A new cooling technique relies on untwisting coiled fibers

Twistocaloric cooling is an alternative to standard chilling methods

fibers

Twisted fibers could be used to cool off, scientists report. Here, a fiber of rubber has been coated with paint whose color reveals its temperature. A coiled fiber at room temperature (orange, top) cools when untwisted (brown, middle) before returning to room temperature over time (bottom).

University of Texas at Dallas

A new way to chill out is simple: Just unwind.

Called twistocaloric cooling, the method involves unwinding tightly twisted strands of various materials. The technique was used to chill water by several degrees Celsius, scientists report in the Oct. 11 Science.

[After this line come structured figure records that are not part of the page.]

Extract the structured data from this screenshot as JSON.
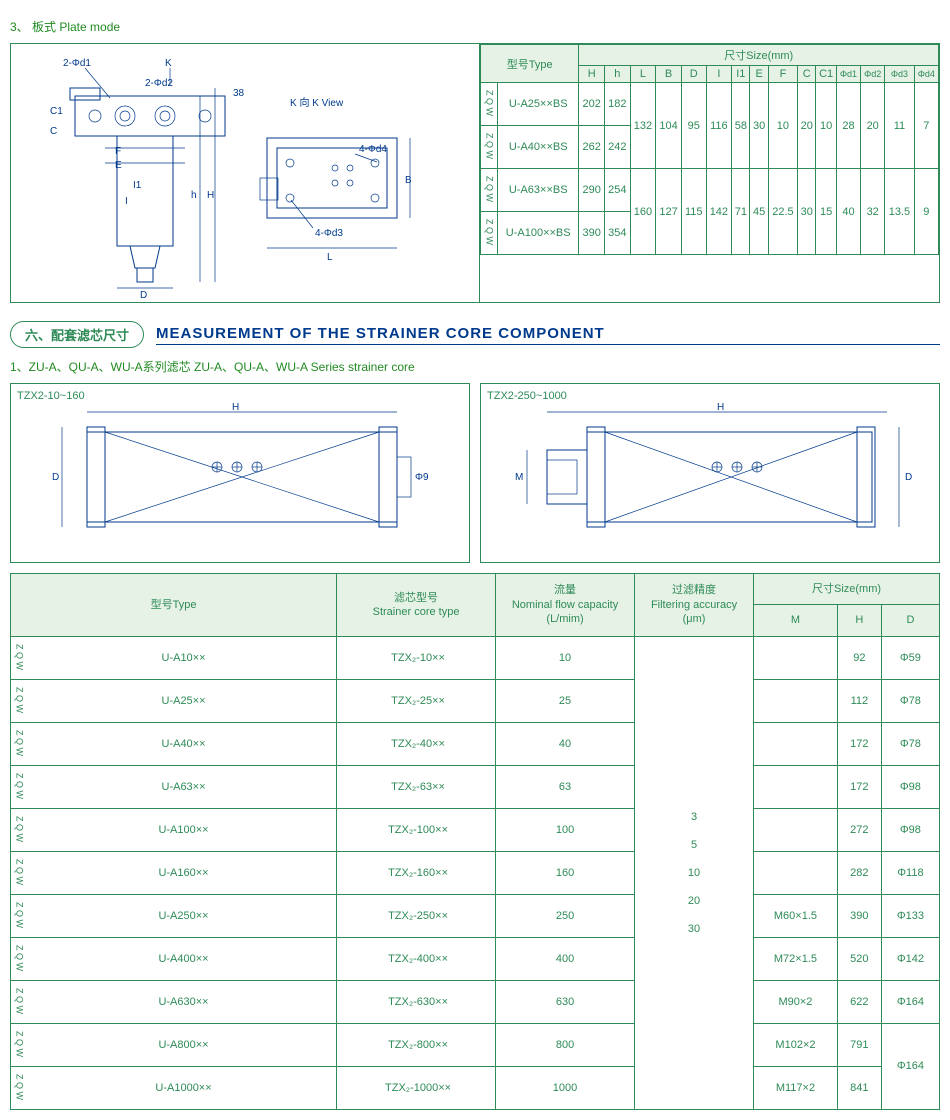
{
  "section3": {
    "num_label": "3、 板式  Plate mode",
    "diagram_labels": {
      "d1": "2-Φd1",
      "d2": "2-Φd2",
      "k": "K",
      "kview": "K 向\nK View",
      "c": "C",
      "c1": "C1",
      "f": "F",
      "e": "E",
      "i1": "I1",
      "i": "I",
      "d": "D",
      "h": "h",
      "H": "H",
      "b": "B",
      "l": "L",
      "d3": "4-Φd3",
      "d4": "4-Φd4",
      "n38": "38"
    },
    "table_header": {
      "type": "型号Type",
      "size": "尺寸Size(mm)",
      "cols": [
        "H",
        "h",
        "L",
        "B",
        "D",
        "I",
        "I1",
        "E",
        "F",
        "C",
        "C1",
        "Φd1",
        "Φd2",
        "Φd3",
        "Φd4"
      ]
    },
    "rows": [
      {
        "prefix": "Z Q W",
        "type": "U-A25××BS",
        "H": "202",
        "h": "182"
      },
      {
        "prefix": "Z Q W",
        "type": "U-A40××BS",
        "H": "262",
        "h": "242"
      },
      {
        "prefix": "Z Q W",
        "type": "U-A63××BS",
        "H": "290",
        "h": "254"
      },
      {
        "prefix": "Z Q W",
        "type": "U-A100××BS",
        "H": "390",
        "h": "354"
      }
    ],
    "group1": {
      "L": "132",
      "B": "104",
      "D": "95",
      "I": "116",
      "I1": "58",
      "E": "30",
      "F": "10",
      "C": "20",
      "C1": "10",
      "d1": "28",
      "d2": "20",
      "d3": "11",
      "d4": "7"
    },
    "group2": {
      "L": "160",
      "B": "127",
      "D": "115",
      "I": "142",
      "I1": "71",
      "E": "45",
      "F": "22.5",
      "C": "30",
      "C1": "15",
      "d1": "40",
      "d2": "32",
      "d3": "13.5",
      "d4": "9"
    }
  },
  "section6": {
    "badge": "六、配套滤芯尺寸",
    "title": "MEASUREMENT OF THE STRAINER CORE COMPONENT",
    "sub1": "1、ZU-A、QU-A、WU-A系列滤芯  ZU-A、QU-A、WU-A Series strainer core",
    "box1_label": "TZX2-10~160",
    "box2_label": "TZX2-250~1000",
    "diagram_dims": {
      "H": "H",
      "D": "D",
      "M": "M",
      "phi9": "Φ9"
    },
    "table_header": {
      "type": "型号Type",
      "core": "滤芯型号\nStrainer core type",
      "flow": "流量\nNominal flow capacity\n(L/mim)",
      "acc": "过滤精度\nFiltering accuracy\n(μm)",
      "size": "尺寸Size(mm)",
      "M": "M",
      "H": "H",
      "D": "D"
    },
    "rows": [
      {
        "p": "Z Q W",
        "t": "U-A10××",
        "c": "TZX₂-10××",
        "f": "10",
        "m": "",
        "h": "92",
        "d": "Φ59"
      },
      {
        "p": "Z Q W",
        "t": "U-A25××",
        "c": "TZX₂-25××",
        "f": "25",
        "m": "",
        "h": "112",
        "d": "Φ78"
      },
      {
        "p": "Z Q W",
        "t": "U-A40××",
        "c": "TZX₂-40××",
        "f": "40",
        "m": "",
        "h": "172",
        "d": "Φ78"
      },
      {
        "p": "Z Q W",
        "t": "U-A63××",
        "c": "TZX₂-63××",
        "f": "63",
        "m": "",
        "h": "172",
        "d": "Φ98"
      },
      {
        "p": "Z Q W",
        "t": "U-A100××",
        "c": "TZX₂-100××",
        "f": "100",
        "m": "",
        "h": "272",
        "d": "Φ98"
      },
      {
        "p": "Z Q W",
        "t": "U-A160××",
        "c": "TZX₂-160××",
        "f": "160",
        "m": "",
        "h": "282",
        "d": "Φ118"
      },
      {
        "p": "Z Q W",
        "t": "U-A250××",
        "c": "TZX₂-250××",
        "f": "250",
        "m": "M60×1.5",
        "h": "390",
        "d": "Φ133"
      },
      {
        "p": "Z Q W",
        "t": "U-A400××",
        "c": "TZX₂-400××",
        "f": "400",
        "m": "M72×1.5",
        "h": "520",
        "d": "Φ142"
      },
      {
        "p": "Z Q W",
        "t": "U-A630××",
        "c": "TZX₂-630××",
        "f": "630",
        "m": "M90×2",
        "h": "622",
        "d": "Φ164"
      },
      {
        "p": "Z Q W",
        "t": "U-A800××",
        "c": "TZX₂-800××",
        "f": "800",
        "m": "M102×2",
        "h": "791",
        "d": ""
      },
      {
        "p": "Z Q W",
        "t": "U-A1000××",
        "c": "TZX₂-1000××",
        "f": "1000",
        "m": "M117×2",
        "h": "841",
        "d": ""
      }
    ],
    "acc_values": [
      "3",
      "5",
      "10",
      "20",
      "30"
    ],
    "d_last": "Φ164"
  }
}
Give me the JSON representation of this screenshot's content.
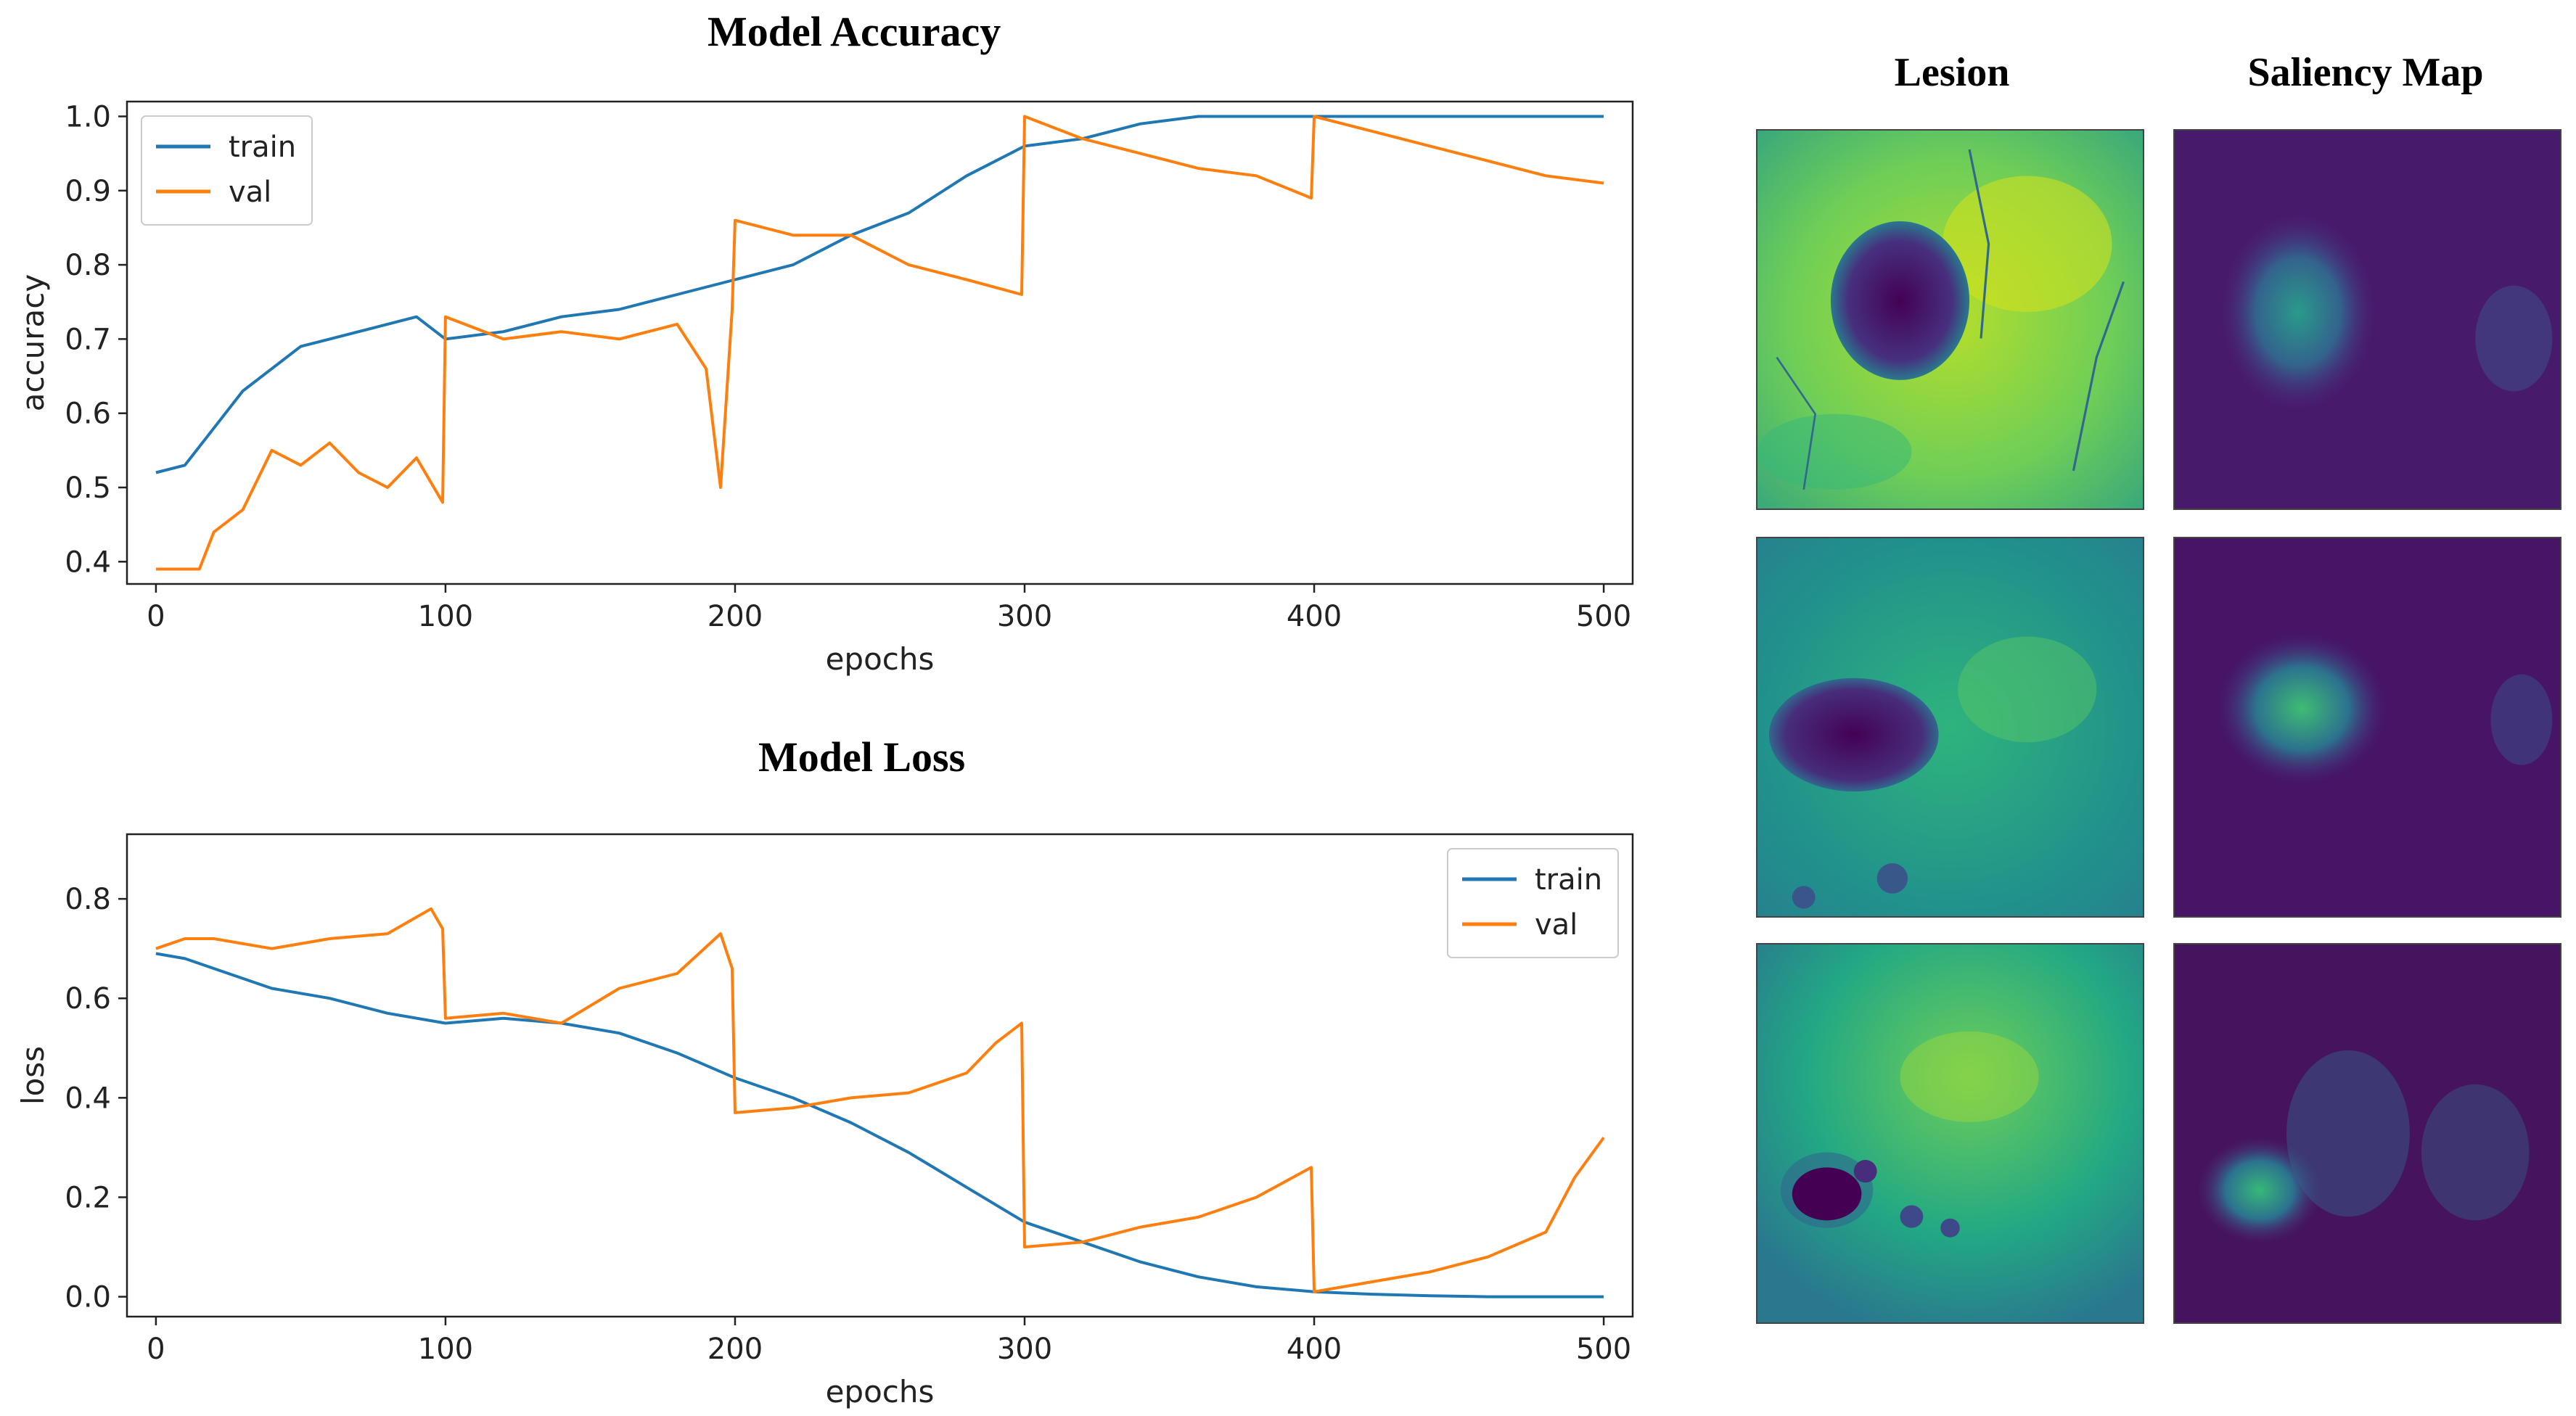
{
  "figure": {
    "lesion_title": "Lesion",
    "saliency_title": "Saliency Map"
  },
  "colors": {
    "train": "#1f77b4",
    "val": "#ff7f0e",
    "viridis_dark": "#440154",
    "viridis_mid": "#21908d",
    "viridis_light": "#fde725"
  },
  "chart_data": [
    {
      "type": "line",
      "title": "Model Accuracy",
      "xlabel": "epochs",
      "ylabel": "accuracy",
      "xlim": [
        -10,
        510
      ],
      "ylim": [
        0.37,
        1.02
      ],
      "xticks": [
        0,
        100,
        200,
        300,
        400,
        500
      ],
      "yticks": [
        0.4,
        0.5,
        0.6,
        0.7,
        0.8,
        0.9,
        1.0
      ],
      "ytick_labels": [
        "0.4",
        "0.5",
        "0.6",
        "0.7",
        "0.8",
        "0.9",
        "1.0"
      ],
      "legend": "top-left",
      "series": [
        {
          "name": "train",
          "x": [
            0,
            10,
            20,
            30,
            40,
            50,
            60,
            70,
            80,
            90,
            100,
            120,
            140,
            160,
            180,
            200,
            220,
            240,
            260,
            280,
            300,
            320,
            340,
            360,
            380,
            400,
            420,
            440,
            460,
            480,
            500
          ],
          "y": [
            0.52,
            0.53,
            0.58,
            0.63,
            0.66,
            0.69,
            0.7,
            0.71,
            0.72,
            0.73,
            0.7,
            0.71,
            0.73,
            0.74,
            0.76,
            0.78,
            0.8,
            0.84,
            0.87,
            0.92,
            0.96,
            0.97,
            0.99,
            1.0,
            1.0,
            1.0,
            1.0,
            1.0,
            1.0,
            1.0,
            1.0
          ]
        },
        {
          "name": "val",
          "x": [
            0,
            15,
            20,
            30,
            40,
            50,
            60,
            70,
            80,
            90,
            99,
            100,
            120,
            140,
            160,
            180,
            190,
            195,
            199,
            200,
            210,
            220,
            240,
            260,
            280,
            299,
            300,
            320,
            340,
            360,
            380,
            399,
            400,
            420,
            440,
            460,
            480,
            500
          ],
          "y": [
            0.39,
            0.39,
            0.44,
            0.47,
            0.55,
            0.53,
            0.56,
            0.52,
            0.5,
            0.54,
            0.48,
            0.73,
            0.7,
            0.71,
            0.7,
            0.72,
            0.66,
            0.5,
            0.74,
            0.86,
            0.85,
            0.84,
            0.84,
            0.8,
            0.78,
            0.76,
            1.0,
            0.97,
            0.95,
            0.93,
            0.92,
            0.89,
            1.0,
            0.98,
            0.96,
            0.94,
            0.92,
            0.91
          ]
        }
      ]
    },
    {
      "type": "line",
      "title": "Model Loss",
      "xlabel": "epochs",
      "ylabel": "loss",
      "xlim": [
        -10,
        510
      ],
      "ylim": [
        -0.04,
        0.93
      ],
      "xticks": [
        0,
        100,
        200,
        300,
        400,
        500
      ],
      "yticks": [
        0.0,
        0.2,
        0.4,
        0.6,
        0.8
      ],
      "ytick_labels": [
        "0.0",
        "0.2",
        "0.4",
        "0.6",
        "0.8"
      ],
      "legend": "top-right",
      "series": [
        {
          "name": "train",
          "x": [
            0,
            10,
            20,
            40,
            60,
            80,
            100,
            120,
            140,
            160,
            180,
            200,
            220,
            240,
            260,
            280,
            300,
            320,
            340,
            360,
            380,
            400,
            420,
            440,
            460,
            480,
            500
          ],
          "y": [
            0.69,
            0.68,
            0.66,
            0.62,
            0.6,
            0.57,
            0.55,
            0.56,
            0.55,
            0.53,
            0.49,
            0.44,
            0.4,
            0.35,
            0.29,
            0.22,
            0.15,
            0.11,
            0.07,
            0.04,
            0.02,
            0.01,
            0.005,
            0.002,
            0.0,
            0.0,
            0.0
          ]
        },
        {
          "name": "val",
          "x": [
            0,
            10,
            20,
            40,
            60,
            80,
            95,
            99,
            100,
            120,
            140,
            160,
            180,
            195,
            199,
            200,
            220,
            240,
            260,
            280,
            290,
            299,
            300,
            320,
            340,
            360,
            380,
            399,
            400,
            420,
            440,
            460,
            480,
            490,
            500
          ],
          "y": [
            0.7,
            0.72,
            0.72,
            0.7,
            0.72,
            0.73,
            0.78,
            0.74,
            0.56,
            0.57,
            0.55,
            0.62,
            0.65,
            0.73,
            0.66,
            0.37,
            0.38,
            0.4,
            0.41,
            0.45,
            0.51,
            0.55,
            0.1,
            0.11,
            0.14,
            0.16,
            0.2,
            0.26,
            0.01,
            0.03,
            0.05,
            0.08,
            0.13,
            0.24,
            0.32
          ]
        }
      ]
    }
  ]
}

Cooling techniques like those used in traditional refrigerators rely on cycles of compressing and expanding gases. But those gases can contribute to global warming (SN: 10/25/16). So researchers have been looking for alternative cooling methods based on manipulating solid materials. Consider a rubber band: When stretched, it heats up, becoming warm to the touch. When released, it cools down. The same goes for twisting and untwisting.

To study this effect, a team of scientists from China, the United States and Brazil twisted fibers of rubber, fishing line and wires made of a nickel and titanium alloy. When twisted tightly enough, the various types of strands formed coils or even supercoils — coils of coils. Unwinding a stretched, supercoiled rubber fiber cooled its surface by as much as 15.5 degrees Celsius.

Unraveling cables made of several strands twisted together produced cooling as well. But simply cooling the strands isn’t particularly useful. So the researchers created a “twist fridge” that could chill water. Unwinding a three-ply, nickel-titanium cable while flowing water over it dropped the liquid’s temperature by nearly 8 degrees C, the team reports.